On assure que M. Thiers avait expédié à M. Villiers, ambassadeur d’Angleterre à Madrid, une lettre dictée à M. Mignet, où celui-ci engageait le jeune envoyé, son ami, à presser lord Palmerston dans le sens de l’intervention. Une lettre fort pressante de M. Villiers a été effectivement envoyée au cabinet anglais, et lord Palmerston, qui a une grande confiance en M. Villiers, eût été fort ébranlé par ce message, sans l’arrivée d’une autre lettre tout-à-fait décisive, et dont il a été parlé dans les journaux.

Cette lettre était de l’adversaire de M. Thiers, mais elle avait été transcrite par M. Sébastiani, sous forme de note secrète. Elle était brève, succincte et péremptoire. On y faisait sentir, en peu de mots, tous les inconvéniens de l’intervention, ses dangers, et on y déclarait que le roi des Français ne donnerait jamais de sa pleine volonté les mains à cette mesure.

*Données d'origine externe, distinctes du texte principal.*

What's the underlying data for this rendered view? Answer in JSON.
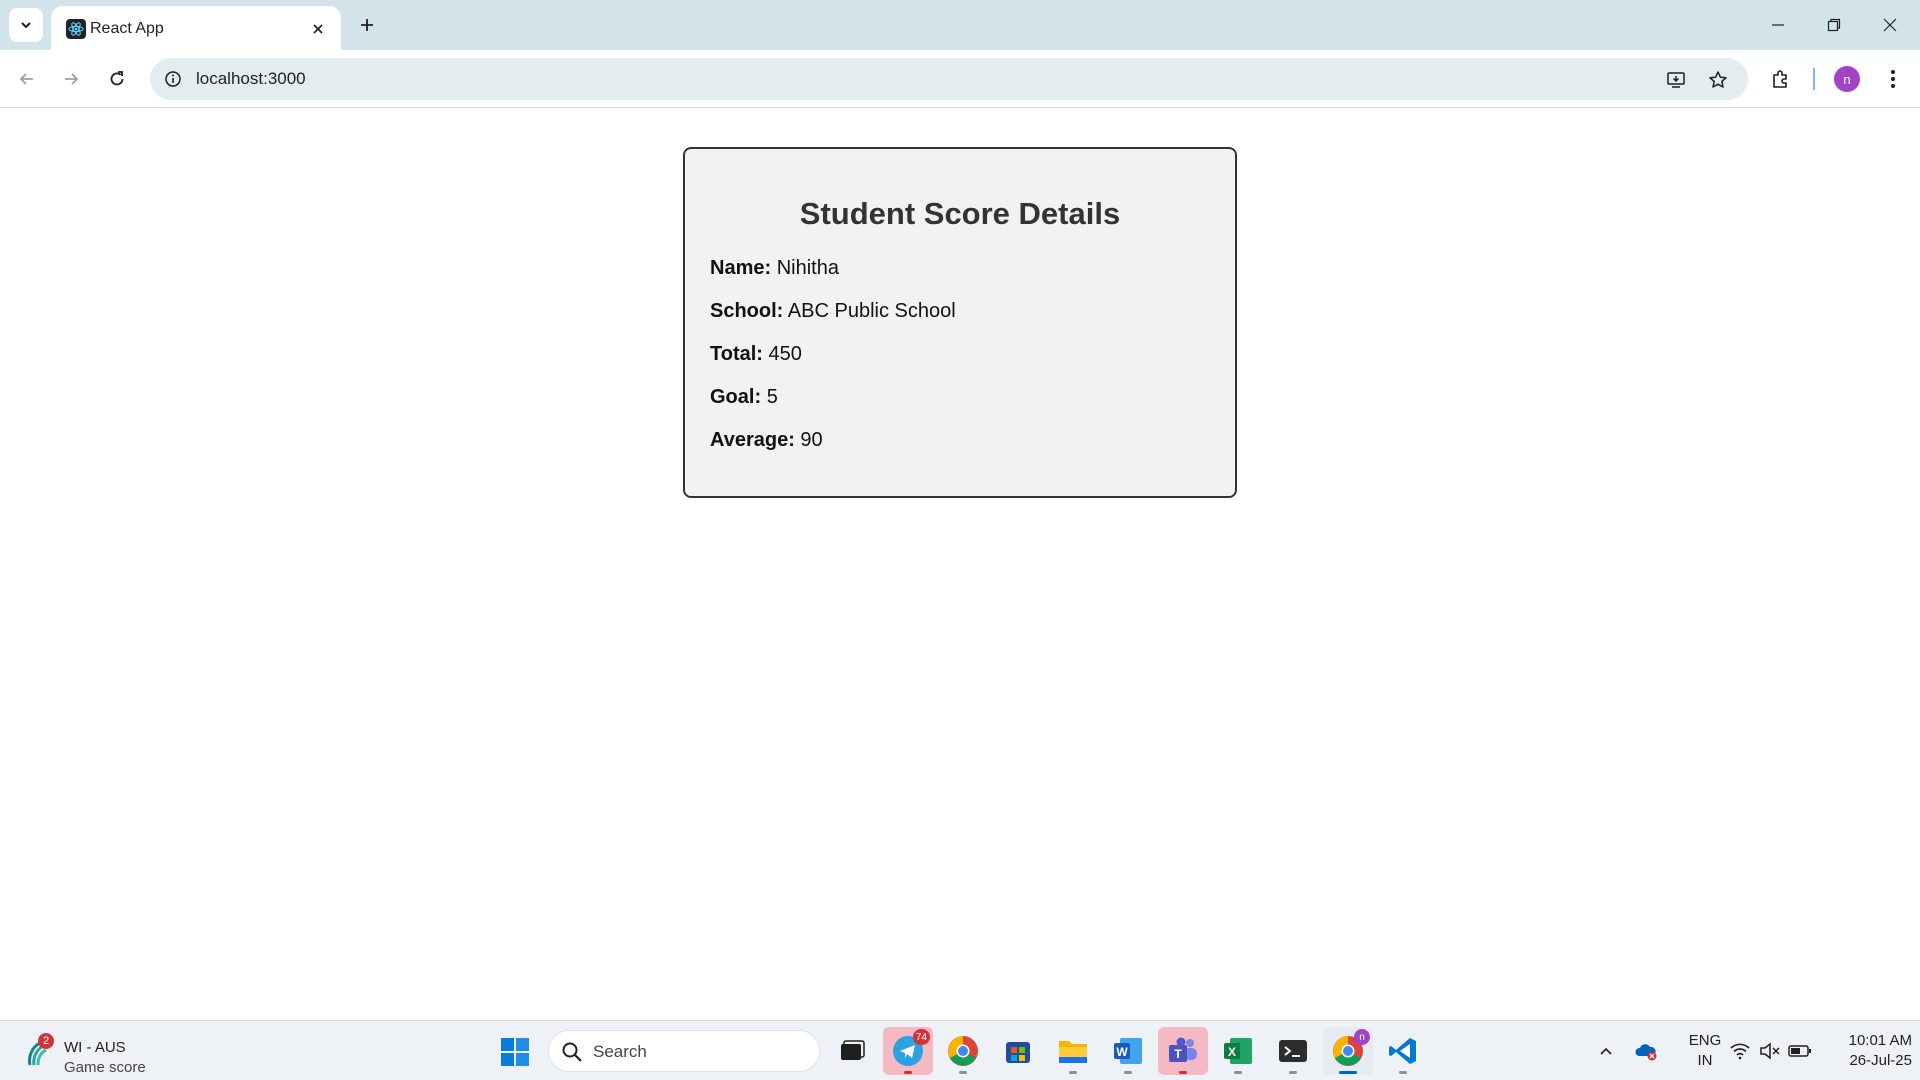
{
  "browser": {
    "tab_title": "React App",
    "url": "localhost:3000",
    "profile_initial": "n"
  },
  "card": {
    "title": "Student Score Details",
    "rows": [
      {
        "label": "Name:",
        "value": "Nihitha"
      },
      {
        "label": "School:",
        "value": "ABC Public School"
      },
      {
        "label": "Total:",
        "value": "450"
      },
      {
        "label": "Goal:",
        "value": "5"
      },
      {
        "label": "Average:",
        "value": "90"
      }
    ]
  },
  "taskbar": {
    "widget": {
      "title": "WI - AUS",
      "subtitle": "Game score",
      "badge": "2"
    },
    "search_label": "Search",
    "telegram_badge": "74",
    "chrome_profile_badge": "n",
    "language": {
      "line1": "ENG",
      "line2": "IN"
    },
    "clock": {
      "time": "10:01 AM",
      "date": "26-Jul-25"
    }
  },
  "colors": {
    "tabstrip": "#d3e3ea",
    "card_background": "#f2f2f2",
    "card_border": "#333333",
    "profile_avatar": "#a142c7"
  }
}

La note de l’ambassadeur français fut déposée sur la table du conseil privé, en même temps que la lettre de M. Villiers, qui réclamait le secours de l’Angleterre en faveur de l’Espagne, et que la dépêche du ministère français, qui offrait de joindre ses forces à celles de l’Angleterre pour venir en aide à la reine Christine. On sait la réponse de l’Angleterre.

Depuis ce jour, M. Thiers ne parle plus d’intervention ; une assistance indirecte lui semble suffisante, et personne n’est plus pacifique que lui à cette heure. S’il faut en croire quelques bruits, la campagne ministérielle serait déjà faite, et l’intervention n’aurait eu lieu qu’à la Bourse, où des bénéfices énormes ont été réalisés, grace à la baisse subite causée par ces vives démonstrations de guerre.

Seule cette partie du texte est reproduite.